As biological platforms become increasingly efficient—enabling a wide range of novel therapies—the industry’s bottleneck will shift from discovery to development. Consequently, resource-constrained early-stage startups will need to leverage their platforms to prioritize and schedule the diseases they can address, then advance promising drug candidates into clinical development (either internally or through partnerships). In this environment, production platforms that enable startups to independently resolve distribution challenges can now serve as channels for many other companies to bring multiple products to market—much like Amazon leveraged its marketplace and commercial infrastructure to expand from selling books to selling everything.

 

This is not limited to the biopharmaceutical sector. If technological means are employed to improve the medical insurance system—by bringing together patients, healthcare providers, and payers through value-based reimbursement pathways—it may be possible to more effectively assist patients by serving as a single direct point of contact, thereby reducing costs and improving patients’ quality of life.

 

3. Building the Bioeconomy


Bioengineering holds immense market potential, extending beyond pharmaceuticals and healthcare to include manufacturing, construction, and durable goods. Consumer demand is continuously growing, yet the biosector remains far from meeting this demand to date.

 

Furthermore, applying these technologies to biological systems can bring greater changes to people’s lives. For example, materials science applications could replace the cold-chain logistics currently required for the distribution of fruits and vegetables.

 

Along these lines, another promising technology involves replacing petroleum-based plastic infrastructure with biomaterials—including those capable of sequestering carbon from the atmosphere—thereby driving commodity costs close to zero (or even negative, when cap-and-trade systems are taken into account). Although these advancements have not yet benefited consumers, the roadmap for achieving them is clear, and the power of consumers is evident: they are eager for change.

 

With the development of biotechnology, we are on the verge of an unprecedented era of innovation.

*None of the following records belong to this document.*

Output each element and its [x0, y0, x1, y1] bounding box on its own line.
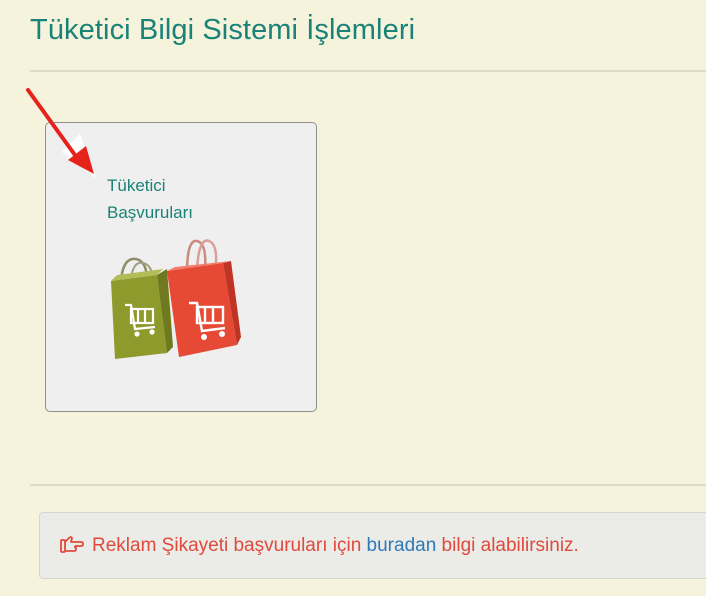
hand-pointer-icon [60, 536, 84, 553]
header-divider [30, 70, 706, 72]
notice-text-before: Reklam Şikayeti başvuruları için [92, 535, 367, 556]
tile-label-line1: Tüketici [107, 176, 166, 195]
page-title: Tüketici Bilgi Sistemi İşlemleri [30, 14, 416, 46]
notice-link[interactable]: buradan [367, 535, 437, 556]
tile-label[interactable]: Tüketici Başvuruları [107, 172, 237, 226]
notice-text: Reklam Şikayeti başvuruları için buradan… [92, 535, 579, 557]
shopping-bags-icon [111, 239, 241, 359]
notice-box: Reklam Şikayeti başvuruları için buradan… [39, 512, 706, 579]
tile-tuketici-basvurulari[interactable]: Tüketici Başvuruları [45, 122, 317, 412]
footer-divider [30, 484, 706, 486]
tile-label-line2: Başvuruları [107, 203, 193, 222]
notice-text-after: bilgi alabilirsiniz. [436, 535, 579, 556]
page: Tüketici Bilgi Sistemi İşlemleri Tüketic… [0, 0, 706, 596]
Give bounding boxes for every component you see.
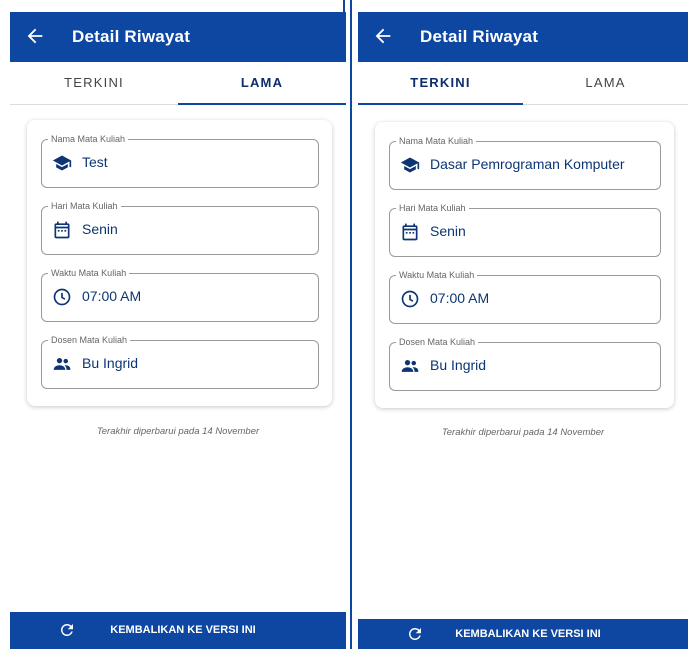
course-time-field: Waktu Mata Kuliah 07:00 AM: [41, 267, 319, 322]
field-value: 07:00 AM: [82, 288, 142, 304]
school-icon: [400, 157, 420, 173]
field-label: Dosen Mata Kuliah: [48, 334, 131, 346]
page-title: Detail Riwayat: [420, 27, 539, 46]
app-bar: Detail Riwayat: [10, 12, 346, 62]
tab-terkini[interactable]: TERKINI: [10, 62, 178, 104]
clock-icon: [401, 290, 419, 308]
back-arrow-icon[interactable]: [24, 25, 46, 47]
restore-label: KEMBALIKAN KE VERSI INI: [110, 624, 256, 636]
school-icon: [52, 155, 72, 171]
field-label: Hari Mata Kuliah: [396, 202, 469, 214]
tab-indicator: [178, 103, 346, 105]
screen-left: Detail Riwayat TERKINI LAMA Nama Mata Ku…: [10, 12, 346, 649]
field-value: 07:00 AM: [430, 290, 490, 306]
field-value: Bu Ingrid: [430, 357, 487, 373]
restore-version-button[interactable]: KEMBALIKAN KE VERSI INI: [358, 619, 688, 649]
calendar-icon: [54, 221, 70, 239]
clock-icon: [53, 288, 71, 306]
tab-lama[interactable]: LAMA: [523, 62, 688, 104]
course-name-field: Nama Mata Kuliah Dasar Pemrograman Kompu…: [389, 135, 661, 190]
calendar-icon: [402, 223, 418, 241]
back-arrow-icon[interactable]: [372, 25, 394, 47]
tab-bar: TERKINI LAMA: [358, 62, 688, 105]
people-icon: [53, 358, 71, 370]
tab-terkini[interactable]: TERKINI: [358, 62, 523, 104]
last-updated-text: Terakhir diperbarui pada 14 November: [96, 426, 260, 437]
course-time-field: Waktu Mata Kuliah 07:00 AM: [389, 269, 661, 324]
restore-label: KEMBALIKAN KE VERSI INI: [455, 628, 601, 640]
field-value: Bu Ingrid: [82, 355, 139, 371]
course-detail-card: Nama Mata Kuliah Dasar Pemrograman Kompu…: [375, 122, 674, 408]
course-lecturer-field: Dosen Mata Kuliah Bu Ingrid: [41, 334, 319, 389]
tab-indicator: [358, 103, 523, 105]
field-label: Nama Mata Kuliah: [396, 135, 477, 147]
field-label: Dosen Mata Kuliah: [396, 336, 479, 348]
course-day-field: Hari Mata Kuliah Senin: [389, 202, 661, 257]
field-label: Hari Mata Kuliah: [48, 200, 121, 212]
restore-version-button[interactable]: KEMBALIKAN KE VERSI INI: [10, 612, 346, 649]
field-label: Waktu Mata Kuliah: [48, 267, 130, 279]
last-updated-text: Terakhir diperbarui pada 14 November: [441, 427, 605, 438]
tab-lama[interactable]: LAMA: [178, 62, 346, 104]
course-day-field: Hari Mata Kuliah Senin: [41, 200, 319, 255]
field-label: Nama Mata Kuliah: [48, 133, 129, 145]
field-value: Senin: [430, 223, 466, 239]
app-bar: Detail Riwayat: [358, 12, 688, 62]
tab-bar: TERKINI LAMA: [10, 62, 346, 105]
screen-right: Detail Riwayat TERKINI LAMA Nama Mata Ku…: [358, 12, 688, 649]
field-label: Waktu Mata Kuliah: [396, 269, 478, 281]
course-detail-card: Nama Mata Kuliah Test Hari Mata Kuliah S…: [27, 120, 332, 406]
divider-line: [350, 0, 352, 649]
field-value: Test: [82, 154, 108, 170]
people-icon: [401, 360, 419, 372]
field-value: Senin: [82, 221, 118, 237]
course-lecturer-field: Dosen Mata Kuliah Bu Ingrid: [389, 336, 661, 391]
field-value: Dasar Pemrograman Komputer: [430, 156, 625, 172]
course-name-field: Nama Mata Kuliah Test: [41, 133, 319, 188]
page-title: Detail Riwayat: [72, 27, 191, 46]
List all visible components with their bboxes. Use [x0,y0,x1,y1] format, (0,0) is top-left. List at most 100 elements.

These forces may ultimately lead us toward economic systems that are more bio-based rather than petroleum-based.

 

Even after the pandemic ends, it will leave a lasting impact. I believe this is the “battle” our generation has experienced, and there is no denying that it bears similarities to the technological wave during World War II. What will we usher in when this “battle” concludes? Perhaps we will enter an era of bio-based development, giving rise to large-scale “Bio GAFA” companies.